Eugene Peterson wrote of this: Not every prayer is capped off with praise. In fact most prayers, if the Psalter is a true guide, are not. But prayer, a praying life, finally becomes praise. Prayer is always reaching towards praise and will finally arrive there. If we persist in prayer, laugh and cry, doubt and believe, struggle and dance and then struggle again, we will surely end up at Psalm 150, on our feet, applauding, ‘Encore! Encore!’”

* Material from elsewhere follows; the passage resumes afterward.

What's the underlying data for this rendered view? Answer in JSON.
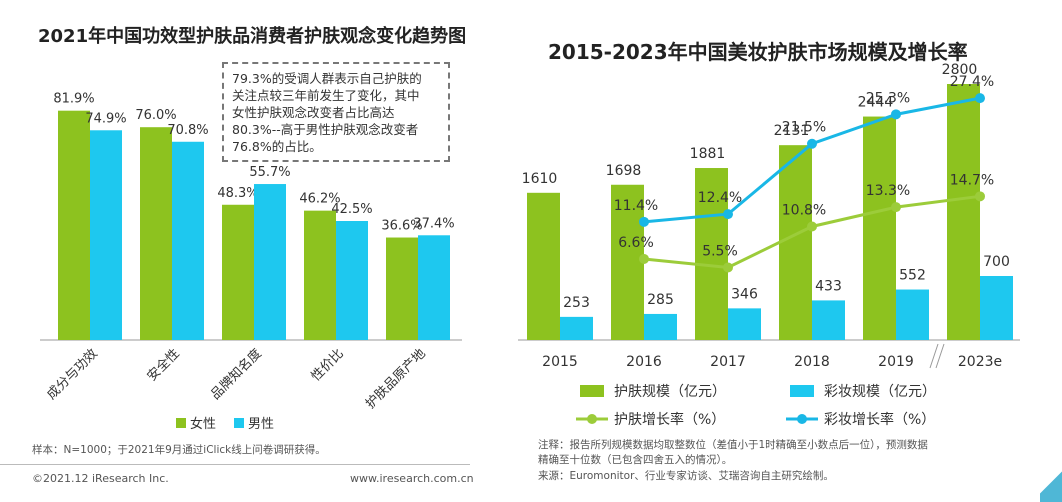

So I offer us this translation, this interpretation, this version of Psalm 150 by Stephen Mitchell:
Praise God in the depths of the universe;
Praise God in the human heart.
Praise him for his power and beauty,
For her all-feeling fathomless love.
Praise her with drums and trumpets,
With string quartets and guitars.
Praise God in market and workplace,
With computer, with hammer and nails,
Praise him in bedroom and kitchen;
Praise him with pots and pans.
Praise her in the temples of the present;
Let every breath be her praise.
My heart is ready, O Beloved,
Be bearers of mercy and justice;
Let Love triumph over fear.
–translation by Stephen Mitchell, from, p. 85.
And so if you’re not in a moment of Praise today that’s okay: let everything that has breath praise God for you until you are ready. Persist, pray and laugh and cry and doubt and believe and struggle and dance and then we do it all over again. and we end in moments, we come to moments, we find moments of praise, and then we do it all over again. We join in the sacred chorus and the sacred worship of all of creation of the God who is love, who is revealed in love, who gives us love, who calls us to love, who taught us love is part of how we offer praise.
Praise God! Bang a drum! Lift your voice! Dance! Praise God! It might defy reason, it might look strange to others, it might seem over the top, but may it be with all that you are and may it always be with love.